The students joined students from four other Vermont schools on a bus  traveling down to D.C.  Hannah Bristol ’14.5, a D.C.-area native, put up the Middlebury students at her home. On Sunday, the protest began at Georgetown University, the site of President Obama’s climate change speech last June.  The crowd then marched to Lafayette Park for the main rally, making a stop in front of Secretary of State Kerry’s house to demand that he intervene before the project is approved.

“The energy and solidarity at this protest was unlike any of the other Keystone rallies I’ve attended,” Bristol said. “I think part of that comes from the fact that many of us knew we were going to be arrested. It created an instant bond.”
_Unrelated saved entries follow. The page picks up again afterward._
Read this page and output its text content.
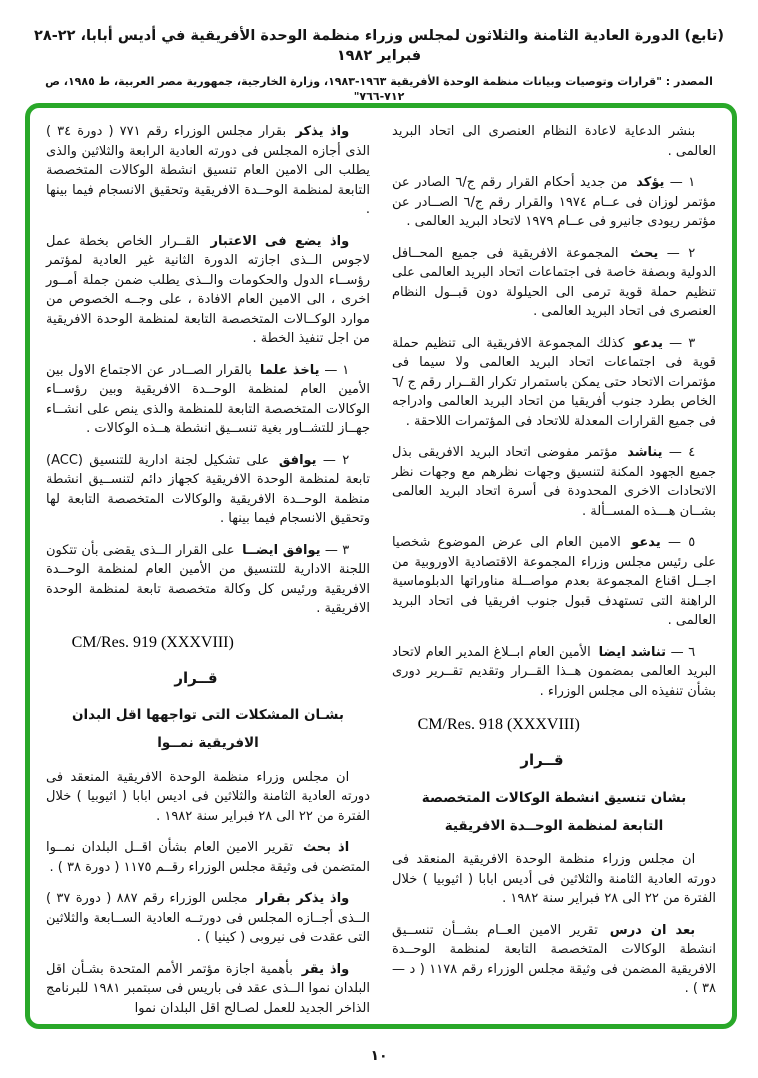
(تابع) الدورة العادية الثامنة والثلاثون لمجلس وزراء منظمة الوحدة الأفريقية في أديس أبابا، ٢٢-٢٨ فبراير ١٩٨٢
المصدر : "قرارات وتوصيات وبيانات منظمة الوحدة الأفريقية ١٩٦٣-١٩٨٣، وزارة الخارجية، جمهورية مصر العربية، ط ١٩٨٥، ص ٧١٢-٧٦٦"

بنشر الدعاية لاعادة النظام العنصرى الى اتحاد البريد العالمى .

١ — يؤكد من جديد أحكام القرار رقم ج/٦ الصادر عن مؤتمر لوزان فى عــام ١٩٧٤ والقرار رقم ج/٦ الصــادر عن مؤتمر ريودى جانيرو فى عــام ١٩٧٩ لاتحاد البريد العالمى .

٢ — يحث المجموعة الافريقية فى جميع المحــافل الدولية وبصفة خاصة فى اجتماعات اتحاد البريد العالمى على تنظيم حملة قوية ترمى الى الحيلولة دون قبــول النظام العنصرى فى اتحاد البريد العالمى .

٣ — يدعو كذلك المجموعة الافريقية الى تنظيم حملة قوية فى اجتماعات اتحاد البريد العالمى ولا سيما فى مؤتمرات الاتحاد حتى يمكن باستمرار تكرار القــرار رقم ج /٦ الخاص بطرد جنوب أفريقيا من اتحاد البريد العالمى وادراجه فى جميع القرارات المعدلة للاتحاد فى المؤتمرات اللاحقة .

٤ — يناشد مؤتمر مفوضى اتحاد البريد الافريقى بذل جميع الجهود المكنة لتنسيق وجهات نظرهم مع وجهات نظر الاتحادات الاخرى المحدودة فى أسرة اتحاد البريد العالمى بشــان هـــذه المســألة .

٥ — يدعو الامين العام الى عرض الموضوع شخصيا على رئيس مجلس وزراء المجموعة الاقتصادية الاوروبية من اجــل اقناع المجموعة بعدم مواصــلة مناوراتها الدبلوماسية الراهنة التى تستهدف قبول جنوب افريقيا فى اتحاد البريد العالمى .

٦ — تناشد ايضا الأمين العام ابــلاغ المدير العام لاتحاد البريد العالمى بمضمون هــذا القــرار وتقديم تقــرير دورى بشأن تنفيذه الى مجلس الوزراء .

CM/Res. 918 (XXXVIII)

قــرار

بشان تنسيق انشطة الوكالات المتخصصة
التابعة لمنظمة الوحــدة الافريقية

ان مجلس وزراء منظمة الوحدة الافريقية المنعقد فى دورته العادية الثامنة والثلاثين فى أديس ابابا ( اثيوبيا ) خلال الفترة من ٢٢ الى ٢٨ فبراير سنة ١٩٨٢ .

بعد ان درس تقرير الامين العــام بشــأن تنســيق انشطة الوكالات المتخصصة التابعة لمنظمة الوحــدة الافريقية المضمن فى وثيقة مجلس الوزراء رقم ١١٧٨ ( د — ٣٨ ) .

واذ يذكر بقرار مجلس الوزراء رقم ٧٧١ ( دورة ٣٤ ) الذى أجازه المجلس فى دورته العادية الرابعة والثلاثين والذى يطلب الى الامين العام تنسيق انشطة الوكالات المتخصصة التابعة لمنظمة الوحــدة الافريقية وتحقيق الانسجام فيما بينها .

واذ يضع فى الاعتبار القــرار الخاص بخطة عمل لاجوس الــذى اجازته الدورة الثانية غير العادية لمؤتمر رؤســاء الدول والحكومات والــذى يطلب ضمن جملة أمــور اخرى ، الى الامين العام الافادة ، على وجــه الخصوص من موارد الوكــالات المتخصصة التابعة لمنظمة الوحدة الافريقية من اجل تنفيذ الخطة .

١ — ياخذ علما بالقرار الصــادر عن الاجتماع الاول بين الأمين العام لمنظمة الوحــدة الافريقية وبين رؤســاء الوكالات المتخصصة التابعة للمنظمة والذى ينص على انشــاء جهــاز للتشــاور بغية تنســيق انشطة هــذه الوكالات .

٢ — يوافق على تشكيل لجنة ادارية للتنسيق (ACC) تابعة لمنظمة الوحدة الافريقية كجهاز دائم لتنســيق انشطة منظمة الوحــدة الافريقية والوكالات المتخصصة التابعة لها وتحقيق الانسجام فيما بينها .

٣ — يوافق ايضــا على القرار الــذى يقضى بأن تتكون اللجنة الادارية للتنسيق من الأمين العام لمنظمة الوحــدة الافريقية ورئيس كل وكالة متخصصة تابعة لمنظمة الوحدة الافريقية .

CM/Res. 919 (XXXVIII)

قــرار

بشـان المشكلات التى تواجهها اقل البدان
الافريقية نمــوا

ان مجلس وزراء منظمة الوحدة الافريقية المنعقد فى دورته العادية الثامنة والثلاثين فى اديس ابابا ( اثيوبيا ) خلال الفترة من ٢٢ الى ٢٨ فبراير سنة ١٩٨٢ .

اذ بحث تقرير الامين العام بشأن اقــل البلدان نمــوا المتضمن فى وثيقة مجلس الوزراء رقــم ١١٧٥ ( دورة ٣٨ ) .

واذ يذكر بقرار مجلس الوزراء رقم ٨٨٧ ( دورة ٣٧ ) الــذى أجــازه المجلس فى دورتــه العادية الســابعة والثلاثين التى عقدت فى نيروبى ( كينيا ) .

واذ يقر بأهمية اجازة مؤتمر الأمم المتحدة بشـأن اقل البلدان نموا الــذى عقد فى باريس فى سبتمبر ١٩٨١ للبرنامج الذاخر الجديد للعمل لصـالح اقل البلدان نموا

١٠
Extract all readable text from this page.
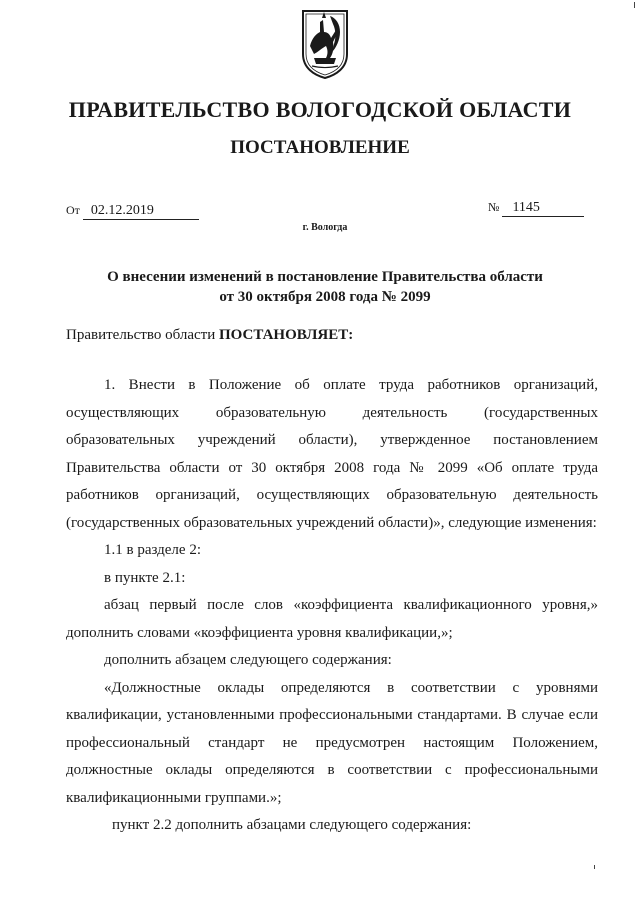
ПРАВИТЕЛЬСТВО ВОЛОГОДСКОЙ ОБЛАСТИ
ПОСТАНОВЛЕНИЕ
От 02.12.2019	№ 1145
г. Вологда
О внесении изменений в постановление Правительства области
от 30 октября 2008 года № 2099
Правительство области ПОСТАНОВЛЯЕТ:

1. Внести в Положение об оплате труда работников организаций, осуществляющих образовательную деятельность (государственных образовательных учреждений области), утвержденное постановлением Правительства области от 30 октября 2008 года № 2099 «Об оплате труда работников организаций, осуществляющих образовательную деятельность (государственных образовательных учреждений области)», следующие изменения:

1.1 в разделе 2:

в пункте 2.1:

абзац первый после слов «коэффициента квалификационного уровня,» дополнить словами «коэффициента уровня квалификации,»;

дополнить абзацем следующего содержания:

«Должностные оклады определяются в соответствии с уровнями квалификации, установленными профессиональными стандартами. В случае если профессиональный стандарт не предусмотрен настоящим Положением, должностные оклады определяются в соответствии с профессиональными квалификационными группами.»;

пункт 2.2 дополнить абзацами следующего содержания:
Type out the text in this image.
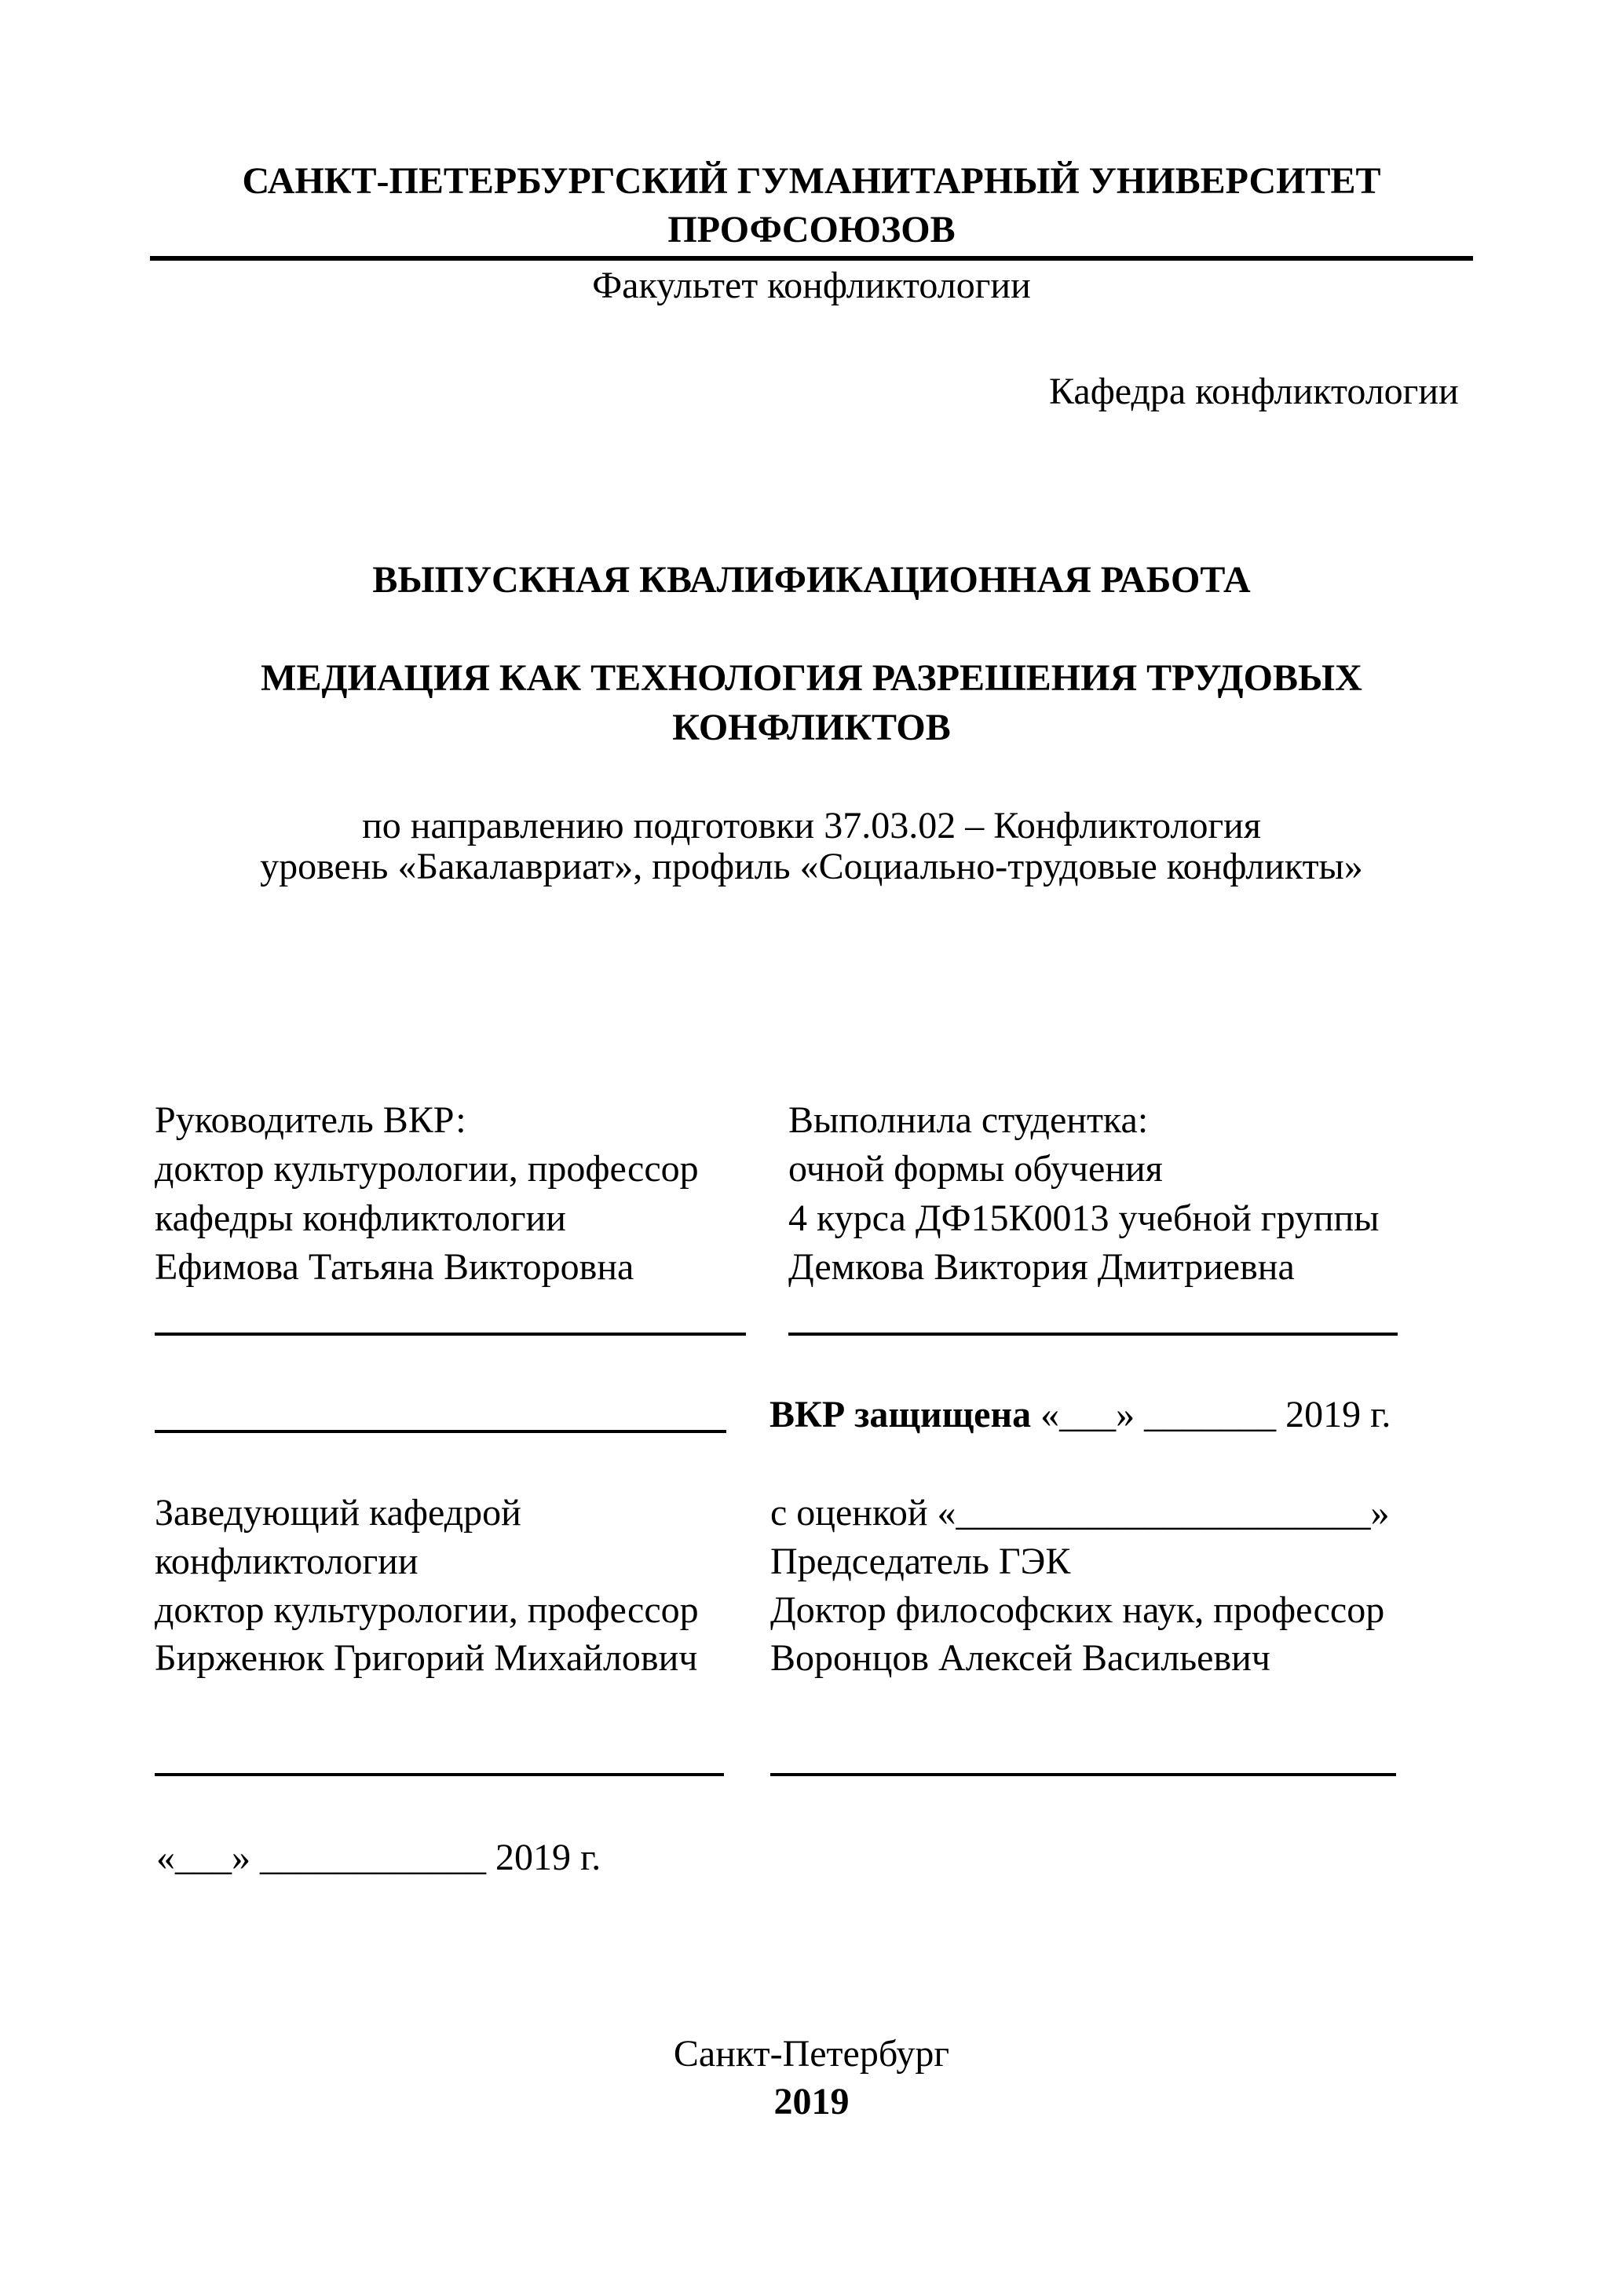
САНКТ-ПЕТЕРБУРГСКИЙ ГУМАНИТАРНЫЙ УНИВЕРСИТЕТ
ПРОФСОЮЗОВ
Факультет конфликтологии
Кафедра конфликтологии
ВЫПУСКНАЯ КВАЛИФИКАЦИОННАЯ РАБОТА
МЕДИАЦИЯ КАК ТЕХНОЛОГИЯ РАЗРЕШЕНИЯ ТРУДОВЫХ
КОНФЛИКТОВ
по направлению подготовки 37.03.02 – Конфликтология
уровень «Бакалавриат», профиль «Социально-трудовые конфликты»
Руководитель ВКР:
доктор культурологии, профессор
кафедры конфликтологии
Ефимова Татьяна Викторовна
Выполнила студентка:
очной формы обучения
4 курса ДФ15К0013 учебной группы
Демкова Виктория Дмитриевна
ВКР защищена «___» _______ 2019 г.
Заведующий кафедрой
конфликтологии
доктор культурологии, профессор
Бирженюк Григорий Михайлович
с оценкой «______________________»
Председатель ГЭК
Доктор философских наук, профессор
Воронцов Алексей Васильевич
«___» ____________ 2019 г.
Санкт-Петербург
2019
After the two mile march, the group gathered in the park to hear five speakers.  Bristol, who took last fall off to work on President Obama’s campaign in New Hampshire, spoke last to the energetic crowd.

“President Obama was voted in by unprecedented youth turnout,” Bristol said. “I spoke to hold him accountable to his campaign promises on climate change.”

After the rally, the large group staged a sit-in.  Many participants zip tied themselves to the gates of the White House while others spread banners on which they performed “fake deaths” caused by adverse effects of the tar sands.  Within a few hours, the D.C. Park Police encircled the group, barricading them in.  Slowly, they arrested the participants.

By the end of the day, police had arrested 398 protesters, seven of whom were Middlebury students, and brought them to the police station for processing.

“Everyone complied, and the police were courteous,” said Bristol, who was among those arrested. “The arrests demonstrated that we are willing to make serious sacrifices as a movement, and we are committed to this fight.”

The XL Dissent protest is part of a series of events opposing the Keystone XL Pipeline until President Obama announces his verdict on the project.

While 79 percent of  voters under the age of 35 support climate change action, 56 percent of American adults support the pipeline.  While the percent of support has waned in recent polls, both proponents and opponents of the project remain highly vocal. On campus, students like Bristol will continue to show their solidarity through protest.